Today, the Colorado Senate passed an important piece of legislation that will ensure Colorado’s Electoral College votes go to the presidential candidate who wins the nationwide popular vote–a controversial subject in smaller states including Colorado, but after the last two Republican presidents won office despite losing the popular vote, in President Donald Trump’s case by almost three million votes nationwide, a matter of increasing urgency.
Senate Bill 19-042 seems headed into law with the House likely to pass it and Gov. Jared Polis already indicating he will sign it. But Republicans in the Senate have bitterly sounded the alarm over this bill, declaring it a usurpation of Colorado’s sacred right to individual votes in presidential elections that count for more than individual votes in California and New York.
And in the case of Republican Sen. Vicki Marble, one of the fieriest of the Republican firebrands left in the Senate GOP minority, the arguments against this bill quickly veered into the twilight zone:
Transcribed:
MARBLE: Thank you Mr. Chair, I did vote against this in committee, and I am against this today. We’re talking about “every vote counts.” And I’m going to come around to this a little bit different way than anybody else has spoke on it this, this morning and afternoon and in committee. In Colorado, we are so fortunate because we have the most secure voting system in the United States. It’s really sad that all Secretary of States aren’t created equal and neither are their systems. My vote does count in Colorado, I am assured of that. But on the national level, I have a question that I want to pose to you.

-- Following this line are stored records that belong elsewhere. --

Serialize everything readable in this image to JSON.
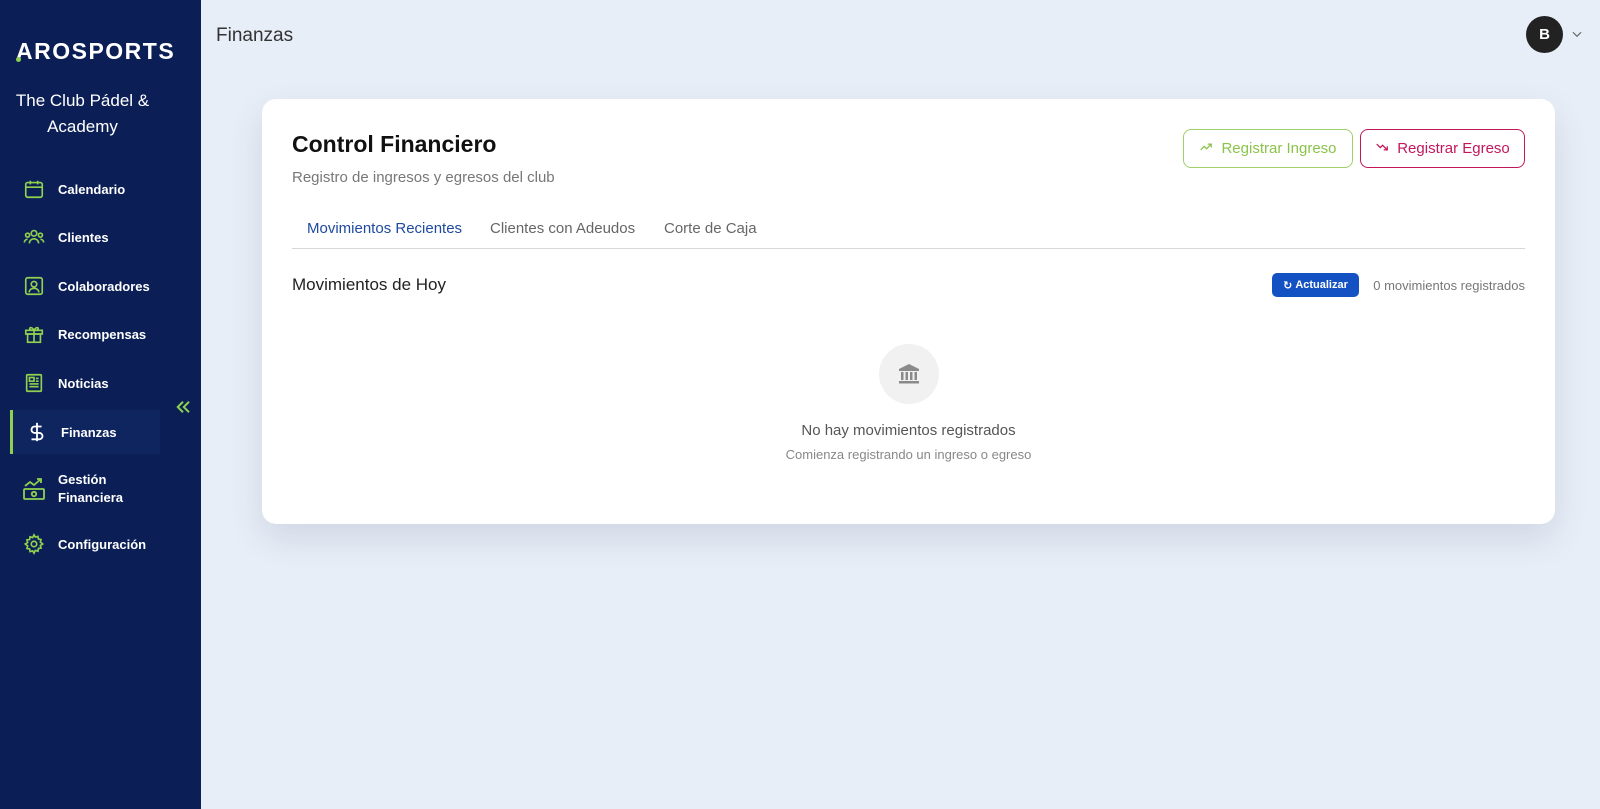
{
  "sidebar": {
    "logo_text": "AROSPORTS",
    "club_name": "The Club Pádel & Academy",
    "items": [
      {
        "label": "Calendario",
        "icon": "calendar-icon"
      },
      {
        "label": "Clientes",
        "icon": "users-icon"
      },
      {
        "label": "Colaboradores",
        "icon": "contact-badge-icon"
      },
      {
        "label": "Recompensas",
        "icon": "gift-icon"
      },
      {
        "label": "Noticias",
        "icon": "newspaper-icon"
      },
      {
        "label": "Finanzas",
        "icon": "dollar-icon",
        "active": true
      },
      {
        "label": "Gestión Financiera",
        "icon": "cash-growth-icon"
      },
      {
        "label": "Configuración",
        "icon": "gear-icon"
      }
    ],
    "collapse_icon": "double-chevron-left-icon"
  },
  "header": {
    "title": "Finanzas",
    "avatar_initial": "B"
  },
  "card": {
    "title": "Control Financiero",
    "subtitle": "Registro de ingresos y egresos del club",
    "btn_ingreso": "Registrar Ingreso",
    "btn_egreso": "Registrar Egreso",
    "tabs": [
      {
        "label": "Movimientos Recientes",
        "active": true
      },
      {
        "label": "Clientes con Adeudos"
      },
      {
        "label": "Corte de Caja"
      }
    ],
    "section_title": "Movimientos de Hoy",
    "refresh_label": "Actualizar",
    "count_text": "0 movimientos registrados",
    "empty_title": "No hay movimientos registrados",
    "empty_subtitle": "Comienza registrando un ingreso o egreso",
    "empty_icon": "bank-icon"
  },
  "colors": {
    "sidebar_bg": "#0b1f56",
    "accent_green": "#8fd14f",
    "egreso_red": "#c2185b",
    "primary_blue": "#1452c4",
    "page_bg": "#e8eef7"
  }
}
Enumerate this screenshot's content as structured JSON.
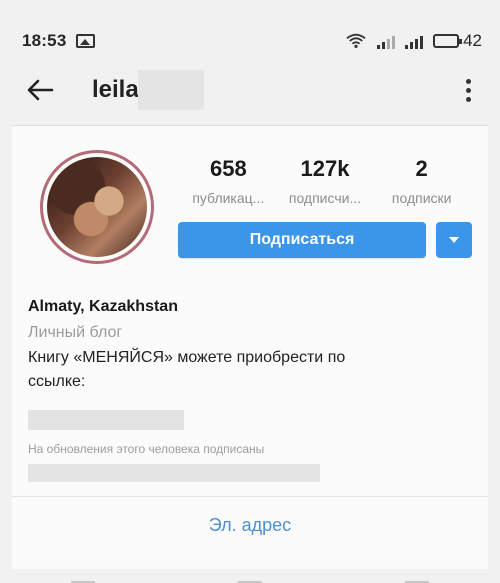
{
  "status_bar": {
    "time": "18:53",
    "battery": "42",
    "icons": [
      "image-icon",
      "wifi-icon",
      "signal-icon",
      "signal-icon",
      "battery-icon"
    ]
  },
  "app_bar": {
    "username": "leila"
  },
  "profile": {
    "stats": [
      {
        "value": "658",
        "label": "публикац..."
      },
      {
        "value": "127k",
        "label": "подписчи..."
      },
      {
        "value": "2",
        "label": "подписки"
      }
    ],
    "subscribe_label": "Подписаться",
    "bio_name": "Almaty, Kazakhstan",
    "bio_category": "Личный блог",
    "bio_text": "Книгу «МЕНЯЙСЯ» можете приобрести по ссылке:",
    "followed_by": "На обновления этого человека подписаны",
    "email_label": "Эл. адрес"
  }
}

When you look at Texas, 95,000 people identified by the Department of Public Safety were non-US citizens, and 58,000 of those voted in one or more Texas elections. But voter fraud isn’t just in Texas. [Pols emphasis] It’s in voting districts nationwide. Eight Virginia counties had 1,046 noncitizen registered to vote. In Pennsylvania, they sent out 100,000 voter registration cards. And they weren’t sent to people who were registered voters, they were just sent to people who had driver’s licenses.
My vote and your vote should not be cancelled out by the national popular vote of those who may not even be citizens and we know a lot of them aren’t. Until we get equal, equal safety precautions across our nation, in the Secretary of States to be able to ensure that our voters are having their voice heard. But my vote and your vote should not be cancelled out by another state who is registering people who have no legal authority to vote. The national popular vote for U.S. citizens or the national vote for just anybody who cares to cast their vote on that day, this is exactly what this bill does. The Boston Herald is the one who came out with all of these numbers, and I’m glad that did. It was updated today. Perfect timing for second reading.
But honestly, when you look at Colorado and how lucky we are, how can we give our votes to the national popular vote when we don’t even know if these people are U.S. citizens. So I am a no, a very very huge no, on 42.
So, there’s a lot of crazy to unpack. It’s very interesting to see Sen. Marble laud Colorado’s mail ballot election system as the “most secure in the United States,” since the overwhelming consensus among the vote-fraud conspiracy theory crowd is that Colorado’s elections are wildly insecure.
But the really interesting part here is Marble’s claim that 58,000 “noncitizens” voted in Texas elections. Politifact just addressed this false claim after President Donald Trump himself Tweeted about it, and their debunking will ring quite familiar to followers of Colorado politics:
State officials looked at two sets of data for their current investigation: the names of people who provided documents indicating they were not citizens when they obtained a driver’s license or a state ID, and the names of people who registered to vote.
That resulted in a list of 95,000 people with a current driver’s license or state ID who also had a voter registration record in Texas. Of those, 58,000 people voted in elections back to 1996, said Sam Taylor, a spokesman for the secretary of State…
“Indeed, between 52,000-63,000 are naturalized every year in Texas,” Texas Civil Rights Project spokesman Zenén Jaimes Pérez told PolitiFact. [Pols emphasis]
Back in 2011, Colorado Secretary of State Scott Gessler performed a very similar “analysis” of Colorado records to produce a list of thousands of supposed “noncitizen voters.” In truth Gessler’s wild claims of thousands of illegal voters resulted in a ridiculously tiny number of actual prosecutions for vote fraud–literally less than a dozen. The reason was simple: although some voters had obtained driver’s licenses as noncitizens, during the period in question tens of thousands of Colorado residents became U.S. citizens–more than enough to account for any supposed discrepancy. Similarly in Texas, enough people are naturalized every year to account for the 58,000 alleged to have voted since 1996.
It’s remarkable to us that four years after Gessler left office, the false claims he made that were debunked all those years ago–and even the same flawed methodology that produced them–are being repeated in Texas, reported uncritically by Texas media, and then regurgitated back here in Colorado where everyone should know better.
Anyway, now you do. Please tell your friends.